One of my customers runs an external server which is connected to the main network via a simple PPTP connection. This works fine but from time to time the firewall decides to drop the connection (for whatever reason). From this moment on, the external server can not access the resources within the internal network any more. Until now we had to restart the connection by hand, but this is not very comfortable.

The Solution

The solution is easy: Whenever the external server is not able to ping an internal server then it should try to reconnect to the VPN. This can be easily automated with a simple cron job.

#!/bin/bash

# no ping request
COUNT=1

# add ip / hostname separated by white space
HOSTS="192.168.0.250"

# no ping request
COUNT=1

# do the checks
for myHost in $HOSTS
do
   count=$(ping -c $COUNT $myHost | grep 'received' | awk -F',' '{ print $2 }' | awk '{ print $1 }')
   if [ $count -eq "0" ]; then
      # 100% failed
      echo "Host : $myHost is down (ping failed) at $(date)"

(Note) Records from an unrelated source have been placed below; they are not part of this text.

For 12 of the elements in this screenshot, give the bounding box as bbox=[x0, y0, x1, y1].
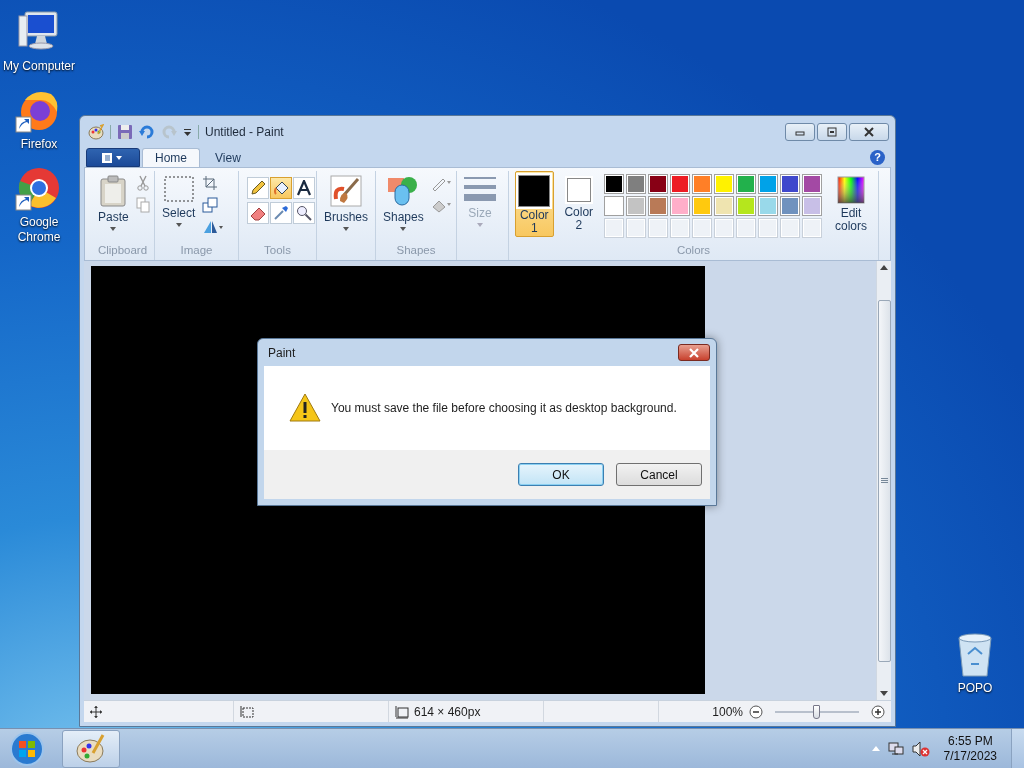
group-label: Shapes bbox=[395, 244, 437, 258]
color-slot-label: Color 2 bbox=[563, 206, 595, 232]
group-label: Image bbox=[179, 244, 214, 258]
zoom-level-text: 100% bbox=[712, 704, 743, 719]
dialog-message: You must save the file before choosing it as desktop background. bbox=[331, 401, 677, 415]
dialog-title: Paint bbox=[268, 345, 296, 360]
group-label: Tools bbox=[263, 244, 292, 258]
color-slot-label: Color 1 bbox=[518, 209, 550, 235]
group-label: Clipboard bbox=[96, 244, 149, 258]
group-label: Colors bbox=[675, 244, 712, 258]
canvas-size-text: 614 × 460px bbox=[414, 704, 481, 719]
window-title: Untitled - Paint bbox=[205, 125, 284, 139]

      # If we are root the we can reconnect
      if [ $UID -eq 0 ] ; then
          echo "Killing old pppd daemon"
          killall pppd

          echo "Re-establishing the PPTP connection"
          pptp vpn.mycompany.tld call COMPANY-CONNECTION
          sleep 3

          echo "Adding the route to the PPTP network"
          route add -net 192.168.0.0 dev ppp0 netmask 255.255.255.0
      else
          echo "Run this script as root (sudo) to automatically re-establish the connection."
      fi
   else
      echo "Connection alive"
   fi
done

This script is pretty handy. If you put it into /usr/local/bin then everybody on the system should be able to call it (as long as the permissions are correct). The script pings the host(s) defined in the 7th line. If the ping is OK, the the script prints 'Connection alive'. if not then the script prints that the desired host is down. From there on the script checks if you are root user. If you are root user - which is true if you start the script via cron (by linking it to /etc/cron.hourly) or if you start it via sudo, then the script tries to reconnect to the COMPANY-CONNECTION on the firewall behind vpn.mycompany.tld.